7. A target detection system based on millimeter-wave radar and camera, characterized in that, The target detection system based on millimeter-wave radar and camera is used to implement the target detection method based on millimeter-wave radar and camera as described in any one of claims 1-6, including: The feature generation module is used to acquire target point cloud data collected by millimeter-wave radar and target images captured by camera, extract millimeter-wave features from the target point cloud data through a trained millimeter-wave feature extraction network, and extract image features from the target images through a trained image feature extraction network. The candidate box generation module is used to input the millimeter-wave features and the image features into a trained region candidate network to generate and output candidate boxes; The target bounding box generation module is used to input the millimeter-wave features, the image features, and the candidate boxes into a trained detection head network to generate and output target bounding boxes; The result output module is used to obtain the target detection result based on the target bounding box.

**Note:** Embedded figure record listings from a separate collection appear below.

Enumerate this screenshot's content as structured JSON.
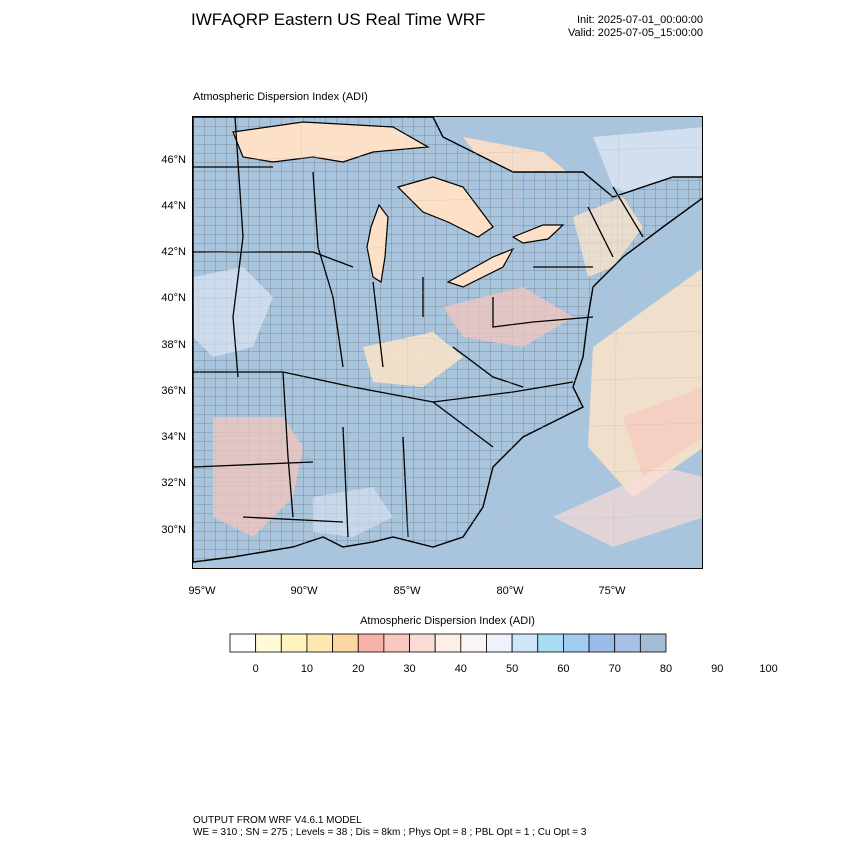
{
  "header": {
    "title": "IWFAQRP Eastern US Real Time WRF",
    "init": "Init: 2025-07-01_00:00:00",
    "valid": "Valid: 2025-07-05_15:00:00"
  },
  "map": {
    "field_title": "Atmospheric Dispersion Index   (ADI)",
    "lat_labels": [
      "46°N",
      "44°N",
      "42°N",
      "40°N",
      "38°N",
      "36°N",
      "34°N",
      "32°N",
      "30°N"
    ],
    "lon_labels": [
      "95°W",
      "90°W",
      "85°W",
      "80°W",
      "75°W"
    ],
    "colors": {
      "ocean": "#a9c4dd",
      "land_low": "#fde5c8",
      "land_mid": "#f6c7bc",
      "land_high": "#a9c4dd",
      "water_lake": "#fde0c8",
      "border": "#000000"
    }
  },
  "legend": {
    "title": "Atmospheric Dispersion Index  (ADI)",
    "labels": [
      "0",
      "10",
      "20",
      "30",
      "40",
      "50",
      "60",
      "70",
      "80",
      "90",
      "100"
    ],
    "colors": [
      "#ffffff",
      "#fffbd8",
      "#fff3bf",
      "#fde8b0",
      "#fbd6a0",
      "#f6b2a6",
      "#f7c7c0",
      "#f9dcd6",
      "#fdeee8",
      "#fbf4f4",
      "#eef2fb",
      "#cfe6f6",
      "#a9dbf3",
      "#a3cdf0",
      "#9bbbe8",
      "#a8bfe6",
      "#a4bcd6"
    ]
  },
  "footer": {
    "model": "OUTPUT FROM WRF V4.6.1 MODEL",
    "params": "WE = 310 ; SN = 275 ; Levels = 38 ; Dis = 8km ; Phys Opt = 8 ; PBL Opt = 1 ; Cu Opt = 3"
  }
}
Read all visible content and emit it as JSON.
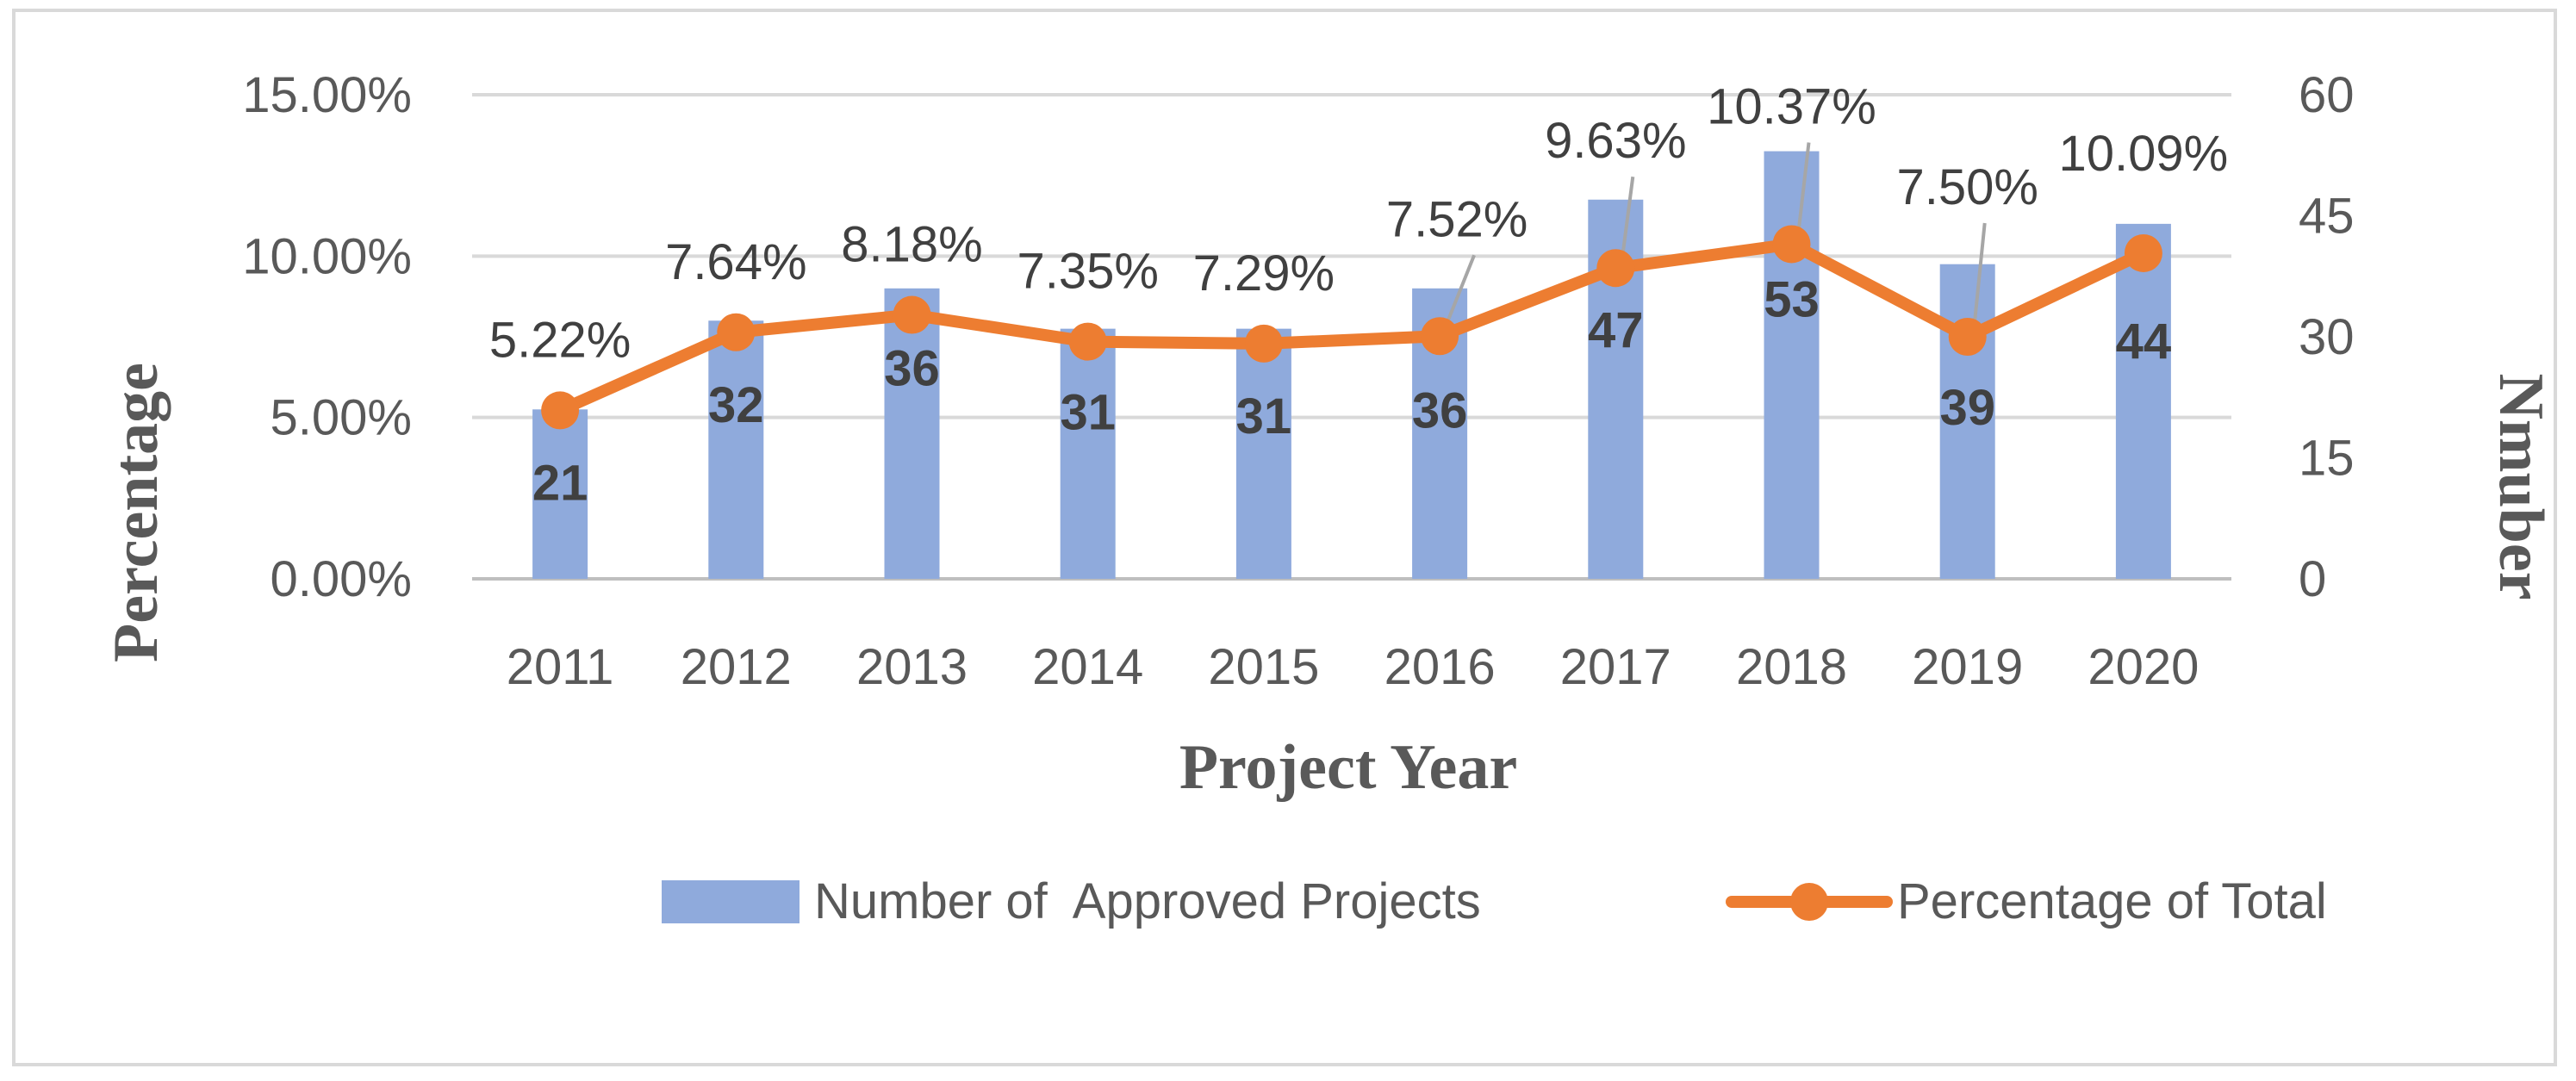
{
  "chart_data": {
    "type": "bar",
    "categories": [
      "2011",
      "2012",
      "2013",
      "2014",
      "2015",
      "2016",
      "2017",
      "2018",
      "2019",
      "2020"
    ],
    "series": [
      {
        "name": "Number of  Approved Projects",
        "type": "bar",
        "axis": "right",
        "color": "#8faadc",
        "values": [
          21,
          32,
          36,
          31,
          31,
          36,
          47,
          53,
          39,
          44
        ],
        "labels": [
          "21",
          "32",
          "36",
          "31",
          "31",
          "36",
          "47",
          "53",
          "39",
          "44"
        ]
      },
      {
        "name": "Percentage of Total",
        "type": "line",
        "axis": "left",
        "color": "#ed7d31",
        "values": [
          5.22,
          7.64,
          8.18,
          7.35,
          7.29,
          7.52,
          9.63,
          10.37,
          7.5,
          10.09
        ],
        "labels": [
          "5.22%",
          "7.64%",
          "8.18%",
          "7.35%",
          "7.29%",
          "7.52%",
          "9.63%",
          "10.37%",
          "7.50%",
          "10.09%"
        ]
      }
    ],
    "xlabel": "Project Year",
    "ylabel_left": "Percentage",
    "ylabel_right": "Nmuber",
    "ylim_left": [
      0,
      15
    ],
    "yticks_left": [
      "0.00%",
      "5.00%",
      "10.00%",
      "15.00%"
    ],
    "ylim_right": [
      0,
      60
    ],
    "yticks_right": [
      "0",
      "15",
      "30",
      "45",
      "60"
    ],
    "grid": true,
    "legend_position": "bottom"
  }
}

8. A vehicle, characterized in that, The vehicle includes: a memory, a processor, and a target detection program based on millimeter-wave radar and camera stored in the memory and executable on the processor. When the target detection program based on millimeter-wave radar and camera is executed by the processor, it implements the steps of the target detection method based on millimeter-wave radar and camera as described in any one of claims 1-6.
9. A computer-readable storage medium, characterized in that, The computer-readable storage medium stores a target detection program based on millimeter-wave radar and camera, which, when executed by a processor, implements the steps of the target detection method based on millimeter-wave radar and camera as described in any one of claims 1-6.